Мастерская опустела в мгновение ока. Кэролайн покачала головой, взяла карандаш и открыла альбом.

– Значит, тебе совсем не интересно? Кэролайн вздрогнула.

– Энн, я думала, что ты ушла со всеми, чтобы услышать историю семьи Гриффин.

– Я уже ее знаю. – Хорошенькая белокурая семнадцатилетняя Энн села рядом с Кэролайн. – В отличие от некоторых других домочадцев я читаю новости и светскую хронику, а не просто рассматриваю картинки в модных журналах. Старший из братьев Гриффин – герцог Мельбурн.

– О Боже! Так он из тех Гриффинов?

– Да, из тех.

– Но они… знамениты.

– И чрезвычайно богаты. На этот счет мама не ошиблась. Поэтому я повторю: тебе не интересно?

– Если ты имеешь в виду лорда Закери, то мне очень интересно. Если мне удастся запечатлеть на холсте одного из Гриффинов, месье Танбергу придется меня принять. Жаль, что вместо лорда Закери не приехал герцог Мельбурн. Тогда, если бы я написала его портрет, меня приняли бы в студию Томаса Лоуренса.

– Студия Лоуренса тебя отвергла.

– Портрет герцога Мельбурна заставил бы их пересмотреть свое решение.

– Ты такая целеустремленная.

– Скажи честно, Энн, ты думаешь, что это имеет значение, заинтересовал ли меня лорд Закери или нет?
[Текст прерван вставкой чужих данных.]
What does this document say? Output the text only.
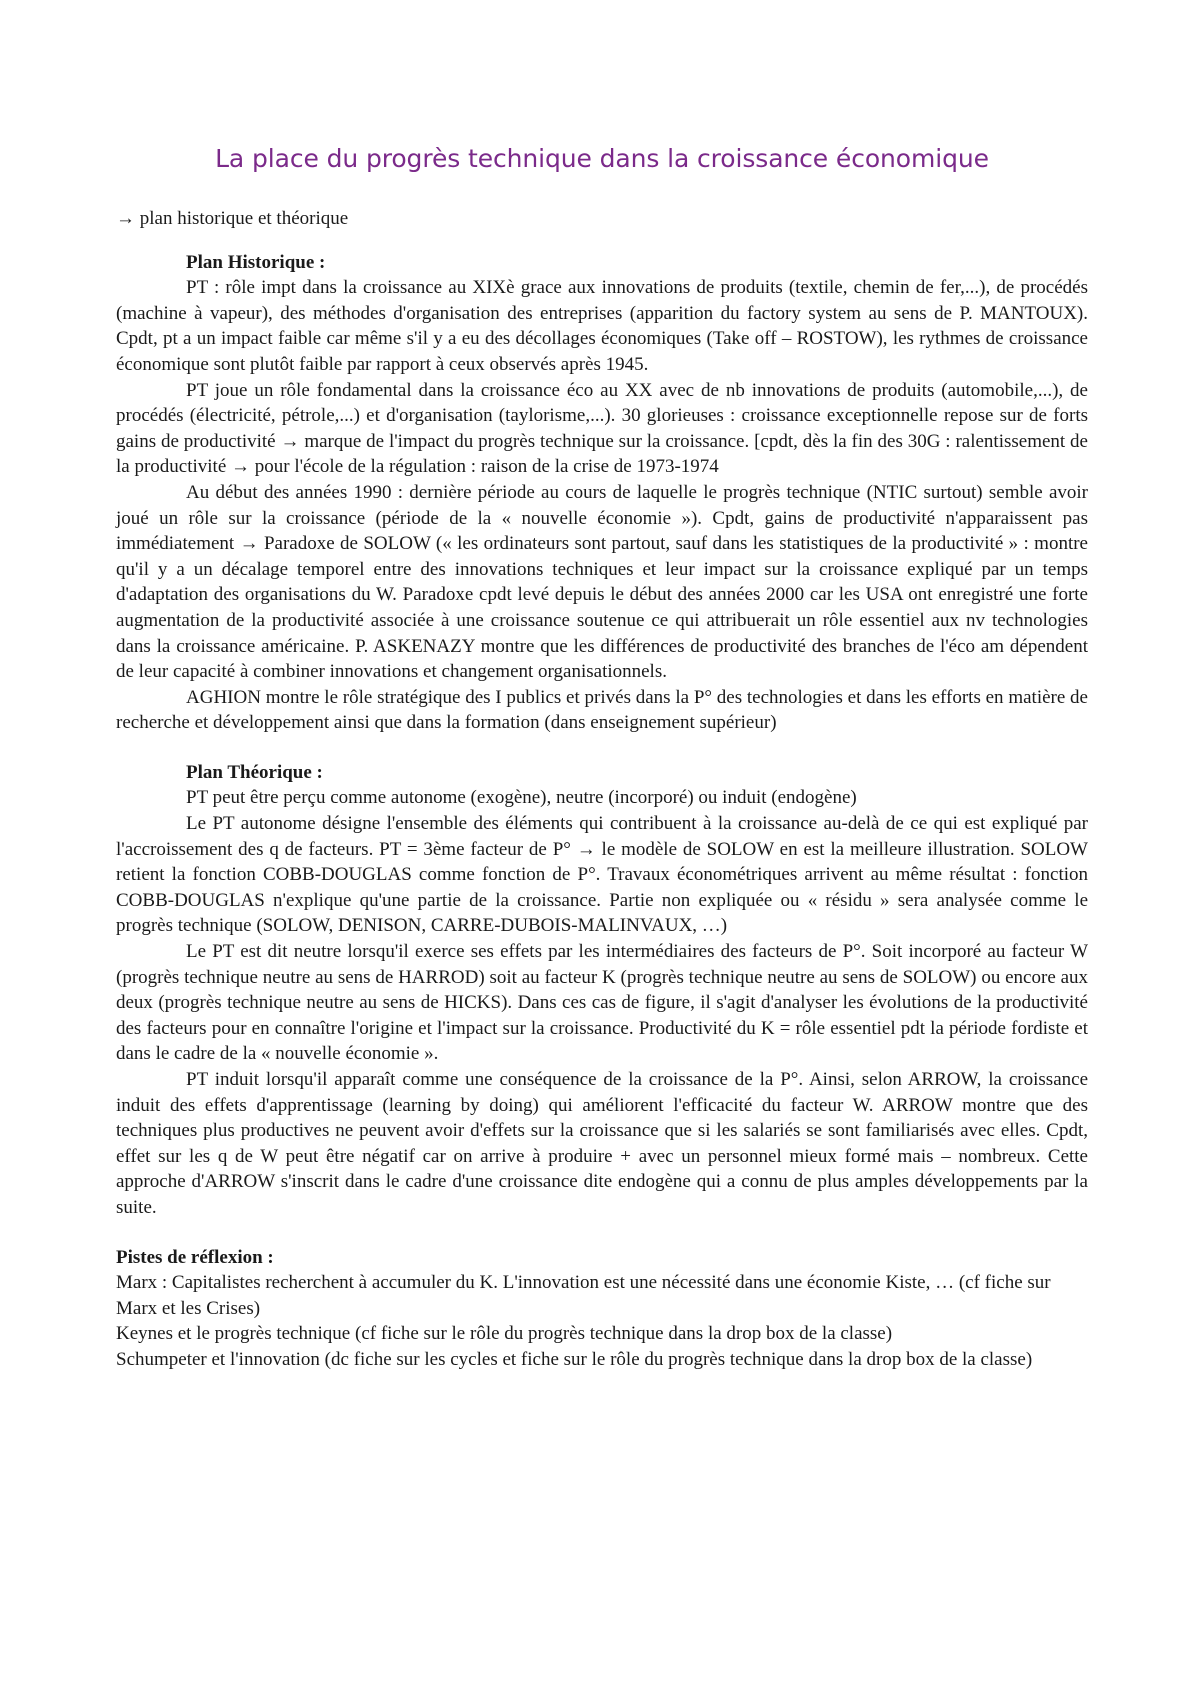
La place du progrès technique dans la croissance économique

→ plan historique et théorique

Plan Historique :

PT : rôle impt dans la croissance au XIXè grace aux innovations de produits (textile, chemin de fer,...), de procédés (machine à vapeur), des méthodes d'organisation des entreprises (apparition du factory system au sens de P. MANTOUX). Cpdt, pt a un impact faible car même s'il y a eu des décollages économiques (Take off – ROSTOW), les rythmes de croissance économique sont plutôt faible par rapport à ceux observés après 1945.

PT joue un rôle fondamental dans la croissance éco au XX avec de nb innovations de produits (automobile,...), de procédés (électricité, pétrole,...) et d'organisation (taylorisme,...). 30 glorieuses : croissance exceptionnelle repose sur de forts gains de productivité → marque de l'impact du progrès technique sur la croissance. [cpdt, dès la fin des 30G : ralentissement de la productivité → pour l'école de la régulation : raison de la crise de 1973-1974

Au début des années 1990 : dernière période au cours de laquelle le progrès technique (NTIC surtout) semble avoir joué un rôle sur la croissance (période de la « nouvelle économie »). Cpdt, gains de productivité n'apparaissent pas immédiatement → Paradoxe de SOLOW (« les ordinateurs sont partout, sauf dans les statistiques de la productivité » : montre qu'il y a un décalage temporel entre des innovations techniques et leur impact sur la croissance expliqué par un temps d'adaptation des organisations du W. Paradoxe cpdt levé depuis le début des années 2000 car les USA ont enregistré une forte augmentation de la productivité associée à une croissance soutenue ce qui attribuerait un rôle essentiel aux nv technologies dans la croissance américaine. P. ASKENAZY montre que les différences de productivité des branches de l'éco am dépendent de leur capacité à combiner innovations et changement organisationnels.

AGHION montre le rôle stratégique des I publics et privés dans la P° des technologies et dans les efforts en matière de recherche et développement ainsi que dans la formation (dans enseignement supérieur)

Plan Théorique :

PT peut être perçu comme autonome (exogène), neutre (incorporé) ou induit (endogène)

Le PT autonome désigne l'ensemble des éléments qui contribuent à la croissance au-delà de ce qui est expliqué par l'accroissement des q de facteurs. PT = 3ème facteur de P° → le modèle de SOLOW en est la meilleure illustration. SOLOW retient la fonction COBB-DOUGLAS comme fonction de P°. Travaux économétriques arrivent au même résultat : fonction COBB-DOUGLAS n'explique qu'une partie de la croissance. Partie non expliquée ou « résidu » sera analysée comme le progrès technique (SOLOW, DENISON, CARRE-DUBOIS-MALINVAUX, …)

Le PT est dit neutre lorsqu'il exerce ses effets par les intermédiaires des facteurs de P°. Soit incorporé au facteur W (progrès technique neutre au sens de HARROD) soit au facteur K (progrès technique neutre au sens de SOLOW) ou encore aux deux (progrès technique neutre au sens de HICKS). Dans ces cas de figure, il s'agit d'analyser les évolutions de la productivité des facteurs pour en connaître l'origine et l'impact sur la croissance. Productivité du K = rôle essentiel pdt la période fordiste et dans le cadre de la « nouvelle économie ».

PT induit lorsqu'il apparaît comme une conséquence de la croissance de la P°. Ainsi, selon ARROW, la croissance induit des effets d'apprentissage (learning by doing) qui améliorent l'efficacité du facteur W. ARROW montre que des techniques plus productives ne peuvent avoir d'effets sur la croissance que si les salariés se sont familiarisés avec elles. Cpdt, effet sur les q de W peut être négatif car on arrive à produire + avec un personnel mieux formé mais – nombreux. Cette approche d'ARROW s'inscrit dans le cadre d'une croissance dite endogène qui a connu de plus amples développements par la suite.

Pistes de réflexion :

Marx : Capitalistes recherchent à accumuler du K. L'innovation est une nécessité dans une économie Kiste, … (cf fiche sur Marx et les Crises)

Keynes et le progrès technique (cf fiche sur le rôle du progrès technique dans la drop box de la classe)

Schumpeter et l'innovation (dc fiche sur les cycles et fiche sur le rôle du progrès technique dans la drop box de la classe)
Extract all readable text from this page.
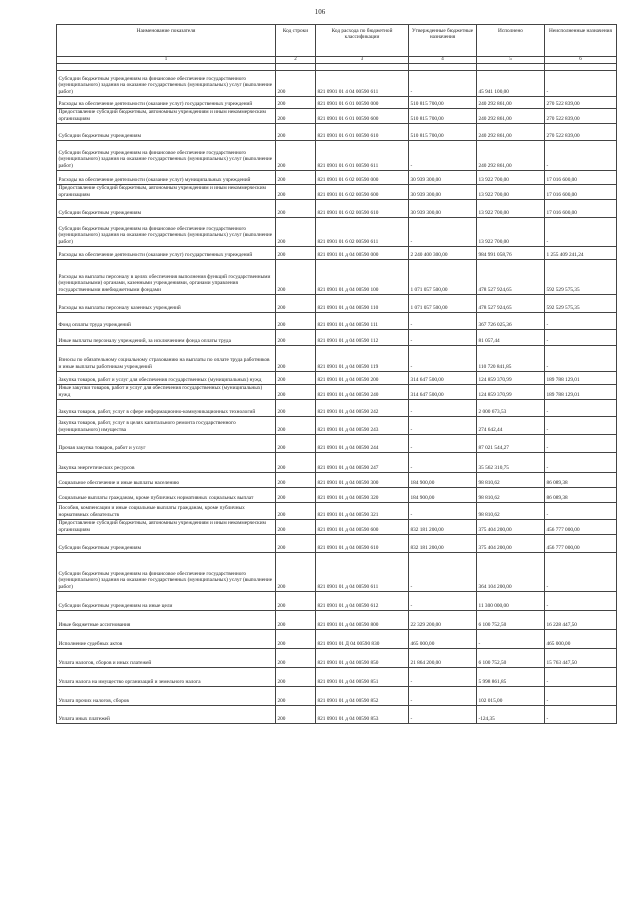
106
Наименование показателя	Код строки	Код расхода по бюджетной классификации	Утвержденные бюджетные назначения	Исполнено	Неисполненные назначения
1	2	3	4	5	6

Субсидии бюджетным учреждениям на финансовое обеспечение государственного (муниципального) задания на оказание государственных (муниципальных) услуг (выполнение работ)	200	821 0901 01 4 04 00590 611	-	45 941 100,00	-
Расходы на обеспечение деятельности (оказание услуг) государственных учреждений	200	821 0901 01 6 01 00590 000	510 815 700,00	240 292 861,00	270 522 839,00
Предоставление субсидий бюджетным, автономным учреждениям и иным некоммерческим организациям	200	821 0901 01 6 01 00590 600	510 815 700,00	240 292 861,00	270 522 839,00
Субсидии бюджетным учреждениям	200	821 0901 01 6 01 00590 610	510 815 700,00	240 292 861,00	270 522 839,00
Субсидии бюджетным учреждениям на финансовое обеспечение государственного (муниципального) задания на оказание государственных (муниципальных) услуг (выполнение работ)	200	821 0901 01 6 01 00590 611	-	240 292 861,00	-
Расходы на обеспечение деятельности (оказание услуг) муниципальных учреждений	200	821 0901 01 6 02 00590 000	30 939 300,00	13 922 700,00	17 016 600,00
Предоставление субсидий бюджетным, автономным учреждениям и иным некоммерческим организациям	200	821 0901 01 6 02 00590 600	30 939 300,00	13 922 700,00	17 016 600,00
Субсидии бюджетным учреждениям	200	821 0901 01 6 02 00590 610	30 939 300,00	13 922 700,00	17 016 600,00
Субсидии бюджетным учреждениям на финансовое обеспечение государственного (муниципального) задания на оказание государственных (муниципальных) услуг (выполнение работ)	200	821 0901 01 6 02 00590 611	-	13 922 700,00	-
Расходы на обеспечение деятельности (оказание услуг) государственных учреждений	200	821 0901 01 д 04 00590 000	2 240 400 300,00	984 991 058,76	1 255 409 241,24
Расходы на выплаты персоналу в целях обеспечения выполнения функций государственными (муниципальными) органами, казенными учреждениями, органами управления государственными внебюджетными фондами	200	821 0901 01 д 04 00590 100	1 071 057 500,00	478 527 924,65	592 529 575,35
Расходы на выплаты персоналу казенных учреждений	200	821 0901 01 д 04 00590 110	1 071 057 500,00	478 527 924,65	592 529 575,35
Фонд оплаты труда учреждений	200	821 0901 01 д 04 00590 111	-	367 726 025,36	-
Иные выплаты персоналу учреждений, за исключением фонда оплаты труда	200	821 0901 01 д 04 00590 112	-	81 057,44	-
Взносы по обязательному социальному страхованию на выплаты по оплате труда работников и иные выплаты работникам учреждений	200	821 0901 01 д 04 00590 119	-	110 720 841,85	-
Закупка товаров, работ и услуг для обеспечения государственных (муниципальных) нужд	200	821 0901 01 д 04 00590 200	314 647 500,00	124 859 370,99	189 788 129,01
Иные закупки товаров, работ и услуг для обеспечения государственных (муниципальных) нужд	200	821 0901 01 д 04 00590 240	314 647 500,00	124 859 370,99	189 788 129,01
Закупка товаров, работ, услуг в сфере информационно-коммуникационных технологий	200	821 0901 01 д 04 00590 242	-	2 000 673,53	-
Закупка товаров, работ, услуг в целях капитального ремонта государственного (муниципального) имущества	200	821 0901 01 д 04 00590 243	-	274 642,44	-
Прочая закупка товаров, работ и услуг	200	821 0901 01 д 04 00590 244	-	87 021 544,27	-
Закупка энергетических ресурсов	200	821 0901 01 д 04 00590 247	-	35 562 310,75	-
Социальное обеспечение и иные выплаты населению	200	821 0901 01 д 04 00590 300	184 900,00	98 810,62	86 089,38
Социальные выплаты гражданам, кроме публичных нормативных социальных выплат	200	821 0901 01 д 04 00590 320	184 900,00	98 810,62	86 089,38
Пособия, компенсации и иные социальные выплаты гражданам, кроме публичных нормативных обязательств	200	821 0901 01 д 04 00590 321	-	98 810,62	-
Предоставление субсидий бюджетным, автономным учреждениям и иным некоммерческим организациям	200	821 0901 01 д 04 00590 600	832 181 200,00	375 404 200,00	456 777 000,00
Субсидии бюджетным учреждениям	200	821 0901 01 д 04 00590 610	832 181 200,00	375 404 200,00	456 777 000,00
Субсидии бюджетным учреждениям на финансовое обеспечение государственного (муниципального) задания на оказание государственных (муниципальных) услуг (выполнение работ)	200	821 0901 01 д 04 00590 611	-	364 104 200,00	-
Субсидии бюджетным учреждениям на иные цели	200	821 0901 01 д 04 00590 612	-	11 300 000,00	-
Иные бюджетные ассигнования	200	821 0901 01 д 04 00590 800	22 329 200,00	6 100 752,50	16 228 447,50
Исполнение судебных актов	200	821 0901 01 Д 04 00590 830	465 000,00	-	465 000,00
Уплата налогов, сборов и иных платежей	200	821 0901 01 д 04 00590 850	21 864 200,00	6 100 752,50	15 763 447,50
Уплата налога на имущество организаций и земельного налога	200	821 0901 01 д 04 00590 851	-	5 998 861,85	-
Уплата прочих налогов, сборов	200	821 0901 01 д 04 00590 852	-	102 015,00	-
Уплата иных платежей	200	821 0901 01 д 04 00590 853	-	-124,35	-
При такой родословной он мог бы жениться на дочери принца-регента, если бы захотел. Сомневаюсь, что, имея выбор из сотен молодых леди высшего общества, он выбрал бы девушку из семьи Уитфелд. – Она хихикнула. – Даже Сьюзен.

– Не говори ей об этом. – Она заглянула в альбом. – Вижу, кого ты рисуешь. Он действительно очень красив.

– И слава Богу. Но независимо от того, красавец он или урод, мне важнее написать его портрет, чем выйти за него замуж.

Энн поцеловала сестру в щеку и встала.

– Для тебя – да, но я не умею рисовать.

– Это означает, что ты тоже собираешься принять участие в охоте на лис?

– Кто-то же должен поймать лиса. Какое-то время я буду бежать вместе с другими гончими, чтобы посмотреть, как будут разворачиваться события.

– Тогда удачи тебе.

Кэролайн посмотрела вслед сестре. Если даже рассудительная Энн уже мечтает о лорде Закери, это не сулит спокойной жизни. Он, безусловно, красив, но она ни за кого не собирается выходить замуж, тем более за лорда. Брак для нее означал сплетни, вышивание, заботу о нарядах – все, что угодно, только бы чем-то заполнить пустоту бесконечных дней. Возможно, ее сестры мечтают именно об этом, но она лучше умрет.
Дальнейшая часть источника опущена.